Заметил ли ты сию извращенность человеческого нрава? Ежели люди видят, что враг страдает больше, чем они, собственные страдания им уже нипочем. Я был зол на погонщика – ведь по его милости я лишился плаща и поужинал кониной, – оттого я легче переносил свою беду, глядя на чужую. А колотили его без всякой жалости, требуя, чтобы признался, где спрятал или кому передал краденое. Бедняга, как и я, ни сном ни духом не был повинен в этом деле. Он совсем растерялся. Сперва подумал, что это шутка, но когда стрелки принялись за него как следует, он, как говорится, послал к черту и покойника и плакальщиков.
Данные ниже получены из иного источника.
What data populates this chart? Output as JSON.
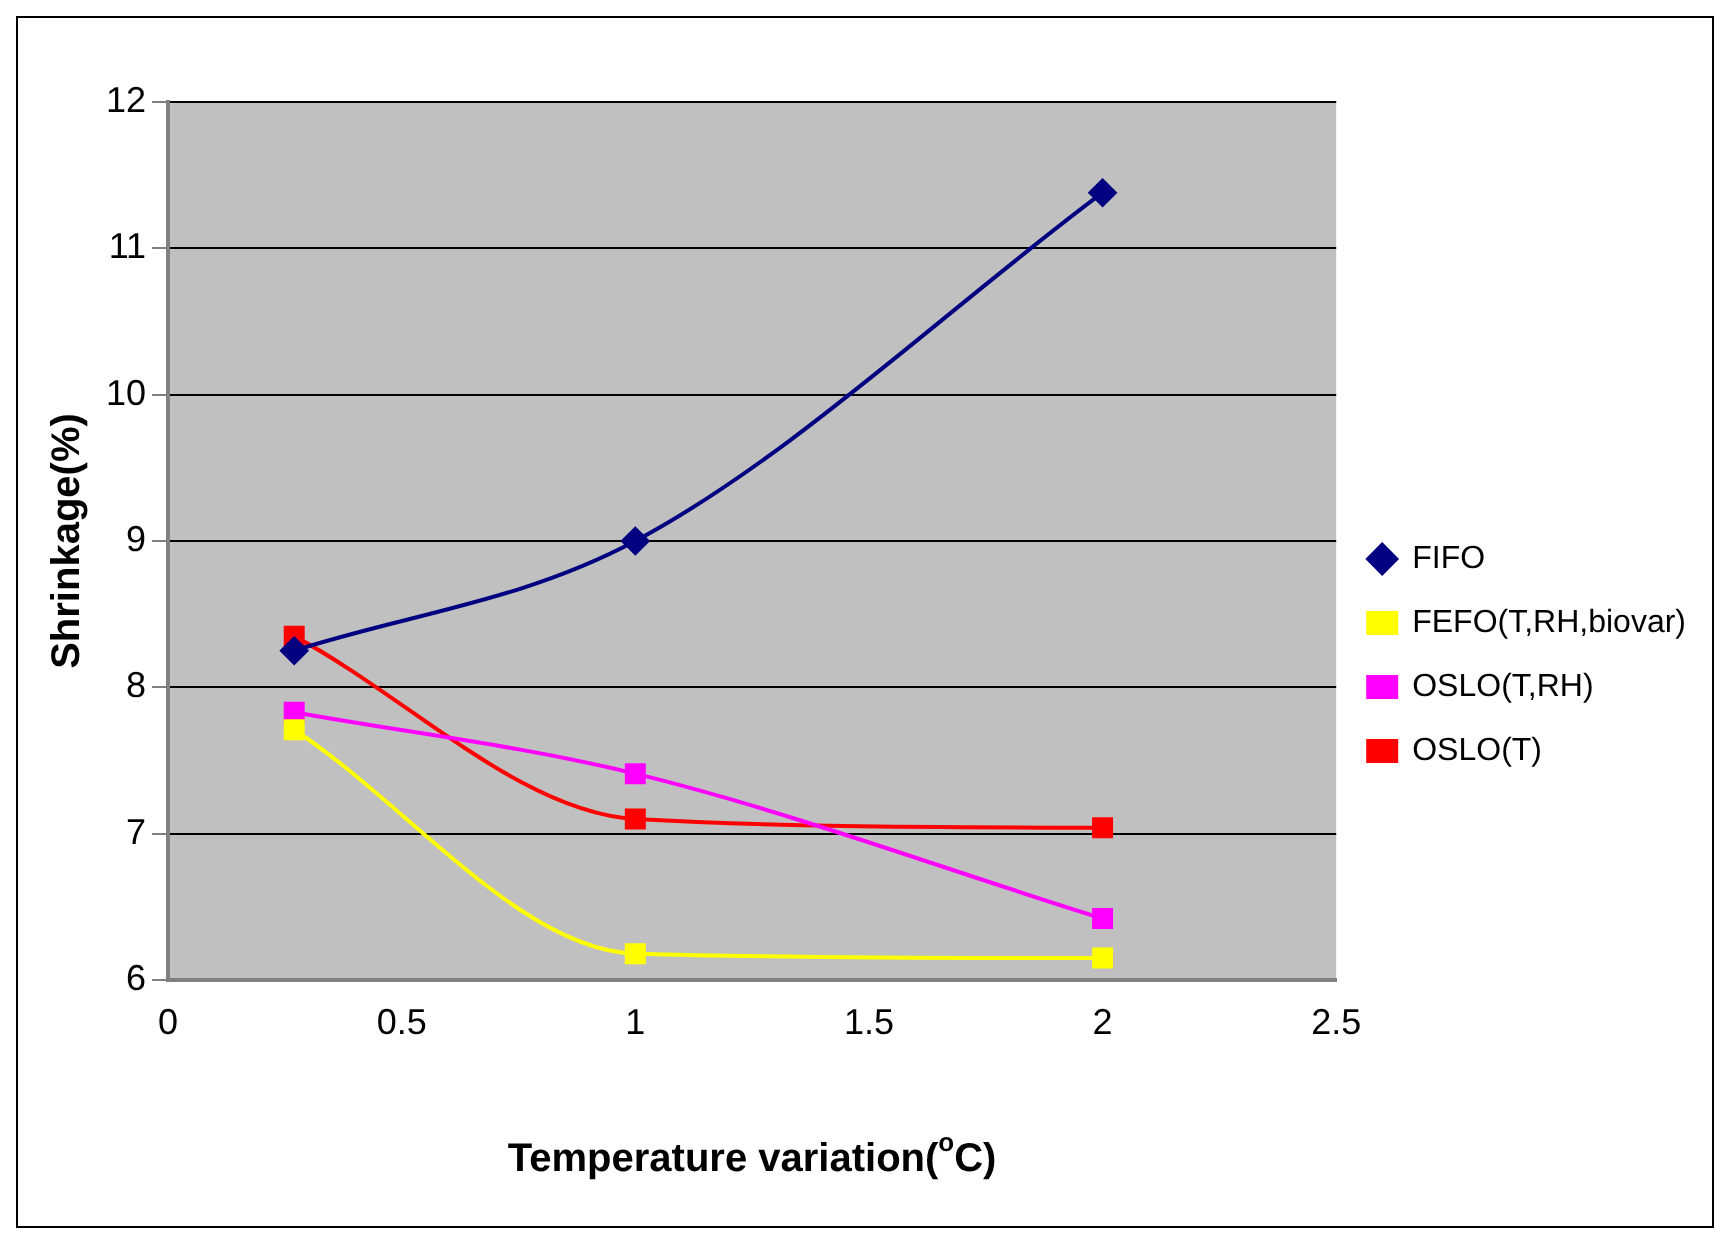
{
  "chart_data": {
    "type": "line",
    "xlabel": "Temperature variation($^{o}$C)",
    "ylabel": "Shrinkage(%)",
    "xlim": [
      0,
      2.5
    ],
    "xticks": [
      0,
      0.5,
      1,
      1.5,
      2,
      2.5
    ],
    "ylim": [
      6,
      12
    ],
    "yticks": [
      6,
      7,
      8,
      9,
      10,
      11,
      12
    ],
    "grid": "y",
    "legend": "right",
    "series": [
      {
        "name": "FIFO",
        "color": "#000080",
        "marker": "diamond",
        "x": [
          0.27,
          1,
          2
        ],
        "values": [
          8.25,
          9.0,
          11.38
        ]
      },
      {
        "name": "FEFO(T,RH,biovar)",
        "color": "#ffff00",
        "marker": "square",
        "x": [
          0.27,
          1,
          2
        ],
        "values": [
          7.71,
          6.18,
          6.15
        ]
      },
      {
        "name": "OSLO(T,RH)",
        "color": "#ff00ff",
        "marker": "square",
        "x": [
          0.27,
          1,
          2
        ],
        "values": [
          7.83,
          7.41,
          6.42
        ]
      },
      {
        "name": "OSLO(T)",
        "color": "#ff0000",
        "marker": "square",
        "x": [
          0.27,
          1,
          2
        ],
        "values": [
          8.35,
          7.1,
          7.04
        ]
      }
    ]
  }
}
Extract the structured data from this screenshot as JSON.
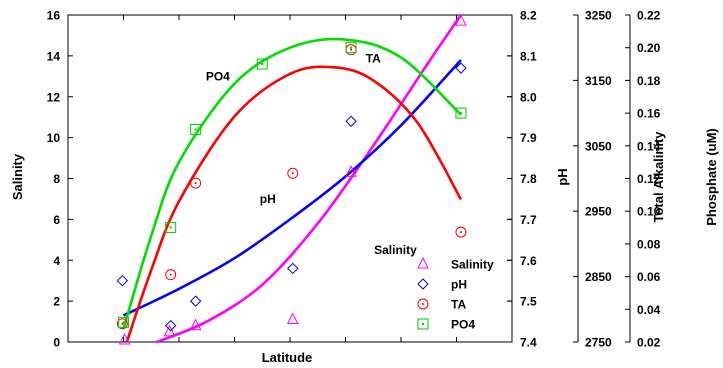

Теперь он и меня не желал ни слушать, ни признавать.
Стрелки ощупали, осмотрели и вывернули наизнанку наше платье; хоть украденные вещи не объявлялись, они продолжали свирепствовать и, как полномочные стражи закона, оскорбляли нас и словом и делом; а может, так им было наказано.
Наконец они устали наносить побои не меньше, чем мы – терпеть; нам связали руки и решили вести обратно в Севилью. Боже тебя сохрани согрешить против трех наших святых – Инквизиции, Крусады[87]87
Крусада («Булла крестового похода») – налог на доходы от продажи индульгенций, поступавший в королевскую казну для ведения войн с «неверными». Вначале временный, он стал постоянным, причем его сбор приводил ко многим злоупотреблениям.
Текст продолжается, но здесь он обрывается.